Waspadai Abusive Relantionship
Jika kesenjangan kuasa dan kontrolnya semakin besar di satu pihak, maka dapat mengarah ke hubungan dengan kekerasan. Hal tersebut ditandai dengan satu pihak terus yang disalahkan, diisolasi, hingga dimanipulasi. Beberapa indikasinya adalah saat salah satu pasangan meminta untuk secara konstan dikabari apa saja yang sedang dilakukan, merendahkan, mengatur, melarang cemburu yang ekstrem dan tidak beralasan, serta ada kemarahan yang meledak-ledak.
Contoh lain adalah ketika pasangan mengecek ponsel tanpa izin, mengisolasi dari teman atau keluarga, menyakiti secara fisik, posesif, hingga memaksa berhubungan seksual.
Namun kekerasan ini umumnya tidak terjadi secara terus-menerus. Ada pula romansa-romansa di dalamnya.
"Begitu pasangan sudah melakukan kekerasan, tahap berikutnya adalah rekonsiliasi. Mereka baikan, pelaku membuat alasan atas kekerasannya, sehingga membuat penyintas merasa memahami atas kekerasan yang didapatkannya," jelas Inez.
Setelah baikan, ada tahap bulan madu. "Di masa bulan madu ini, akhirnya membuat orang yang mendapatkan kekerasan merasa pasangannya baik. Saat ada konflik lagi, muncul hal yang serupa lagi, berulang lagi," ungkap Inez.
Siklus tersebut pada akhirnya membuat penyintas sulit untuk keluar dari hubungan dengan kekerasan. "Jadi memang ada rasionalisasi-rasionalisasi yang dilakukan oleh penyintas ini dan akhirnya mereka memaklumi hubungan dalam kekerasan," ujarnya.
Semestinya, saat sudah ada indikasi ke arah 'lingkaran setan' itu, korban perlu memahami situasi yang dialaminya. Inez mengatakan latar belakang keluarga pelaku perlu dipahami tidak bisa jadi alasan untuk membenarkan perilaku yang abusive.
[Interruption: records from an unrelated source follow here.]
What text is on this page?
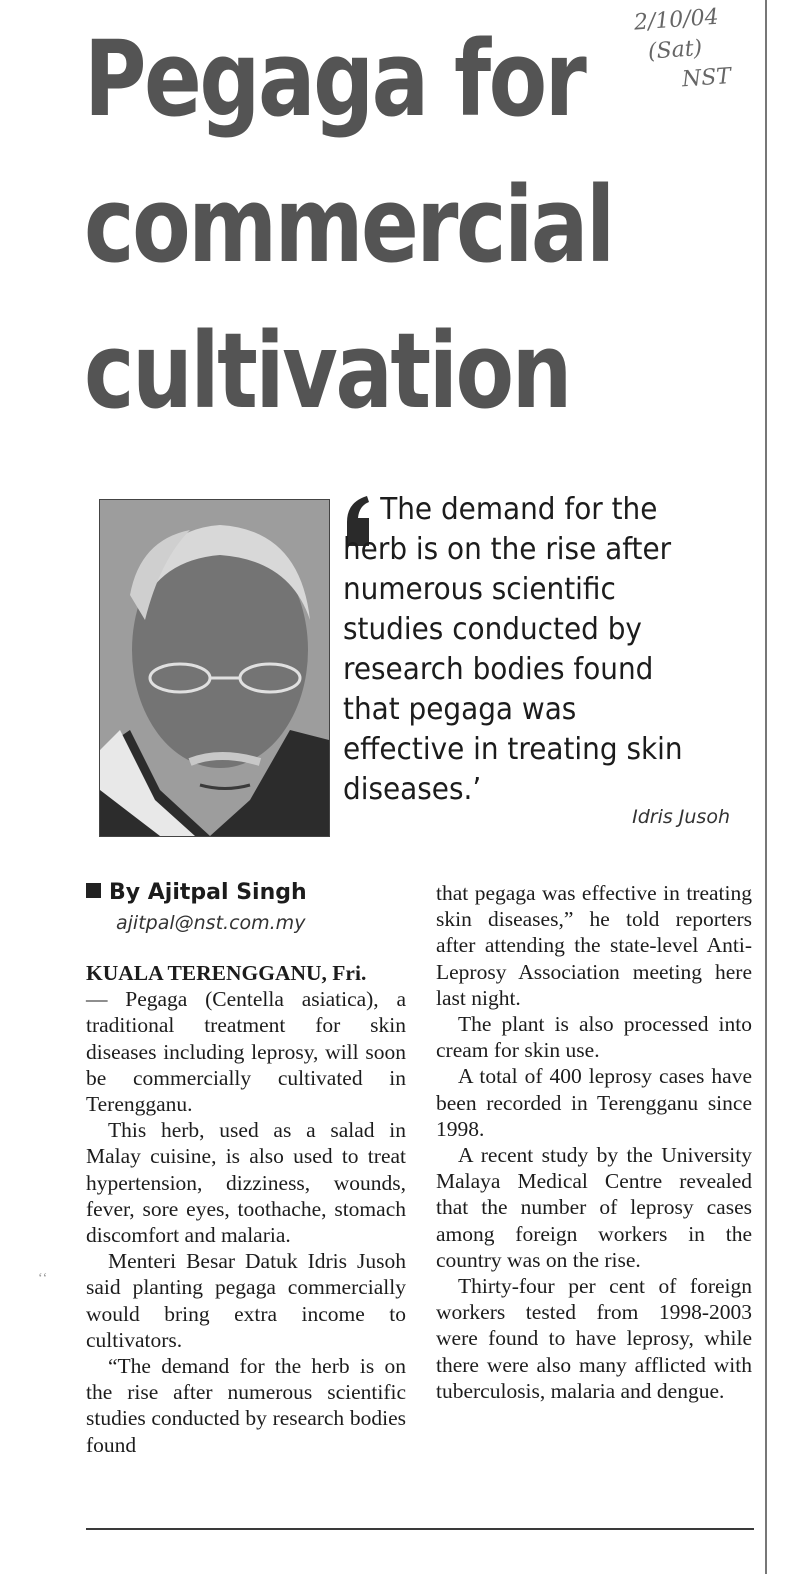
2/10/04
(Sat)
NST
Pegaga for
commercial
cultivation
The demand for the herb is on the rise after numerous scientific studies conducted by research bodies found that pegaga was effective in treating skin diseases.’
Idris Jusoh
By Ajitpal Singh
ajitpal@nst.com.my

KUALA TERENGGANU, Fri.

— Pegaga (Centella asiatica), a traditional treatment for skin diseases including leprosy, will soon be commercially cultivated in Terengganu.

This herb, used as a salad in Malay cuisine, is also used to treat hypertension, dizziness, wounds, fever, sore eyes, toothache, stomach discomfort and malaria.

Menteri Besar Datuk Idris Jusoh said planting pegaga commercially would bring extra income to cultivators.

“The demand for the herb is on the rise after numerous scientific studies conducted by research bodies found

that pegaga was effective in treating skin diseases,” he told reporters after attending the state-level Anti-Leprosy Association meeting here last night.

The plant is also processed into cream for skin use.

A total of 400 leprosy cases have been recorded in Terengganu since 1998.

A recent study by the University Malaya Medical Centre revealed that the number of leprosy cases among foreign workers in the country was on the rise.

Thirty-four per cent of foreign workers tested from 1998-2003 were found to have leprosy, while there were also many afflicted with tuberculosis, malaria and dengue.

ʻʻ
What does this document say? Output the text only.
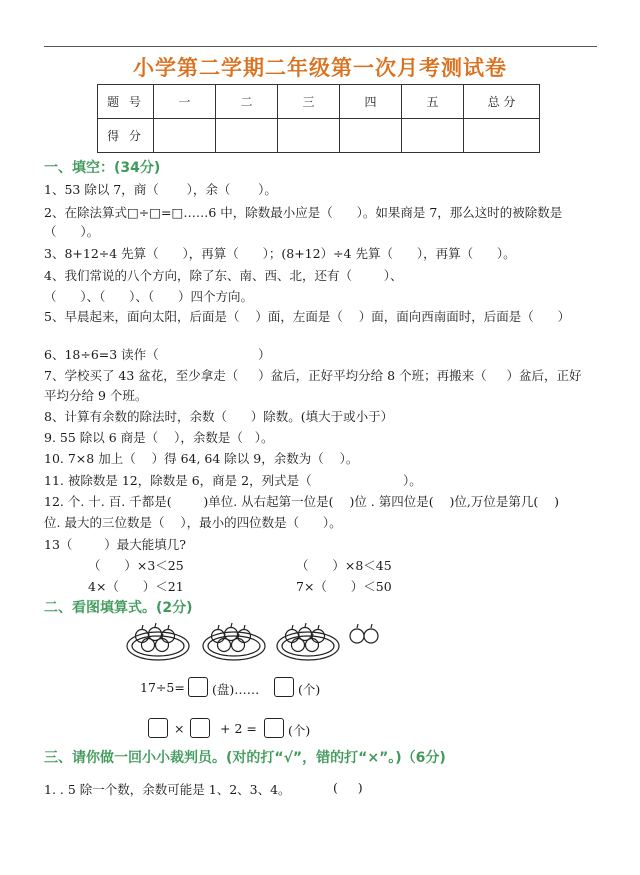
小学第二学期二年级第一次月考测试卷
题 号	一	二	三	四	五	总 分
得 分						
一、填空：(34分)
1、53 除以 7，商（       ），余（       ）。
2、在除法算式□÷□=□……6 中，除数最小应是（      ）。如果商是 7，那么这时的被除数是
（      ）。
3、8+12÷4 先算（      ），再算（      ）；(8+12）÷4 先算（      ），再算（      ）。
4、我们常说的八个方向，除了东、南、西、北，还有（        ）、
（      ）、（      ）、（      ）四个方向。
5、早晨起来，面向太阳，后面是（    ）面，左面是（    ）面，面向西南面时，后面是（      ）
6、18÷6=3 读作（                         ）
7、学校买了 43 盆花，至少拿走（     ）盆后，正好平均分给 8 个班；再搬来（     ）盆后，正好
平均分给 9 个班。
8、计算有余数的除法时，余数（      ）除数。(填大于或小于）
9. 55 除以 6 商是（    ），余数是（   ）。
10. 7×8 加上（    ）得 64, 64 除以 9，余数为（    ）。
11. 被除数是 12，除数是 6，商是 2，列式是（                       ）。
12. 个. 十. 百. 千都是(        )单位. 从右起第一位是(    )位 . 第四位是(    )位,万位是第几(    )
位. 最大的三位数是（    ），最小的四位数是（      ）。
13（        ）最大能填几?
（      ）×3＜25	（      ）×8＜45
4×（      ）＜21	7×（      ）＜50
二、看图填算式。(2分)
17÷5= (盘)……	(个)
×	+ 2 = (个)
三、请你做一回小小裁判员。(对的打“√”，错的打“×”。)（6分)
1. . 5 除一个数，余数可能是 1、2、3、4。	(     )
Penyintas juga harus langsung menceritakan masalahnya ke teman atau keluarga. Menurut Inez, kerap kali orang yang berada dalam hubungan sulit untuk memahami betul perasaan dan situasinya. "Jadi butuh pandangan dari orang luar," ujarnya.
"Kalau masih merasa sulit menjalaninya sendiri, cari bantuan profesional, seperti psikolog," Inez memungkasi.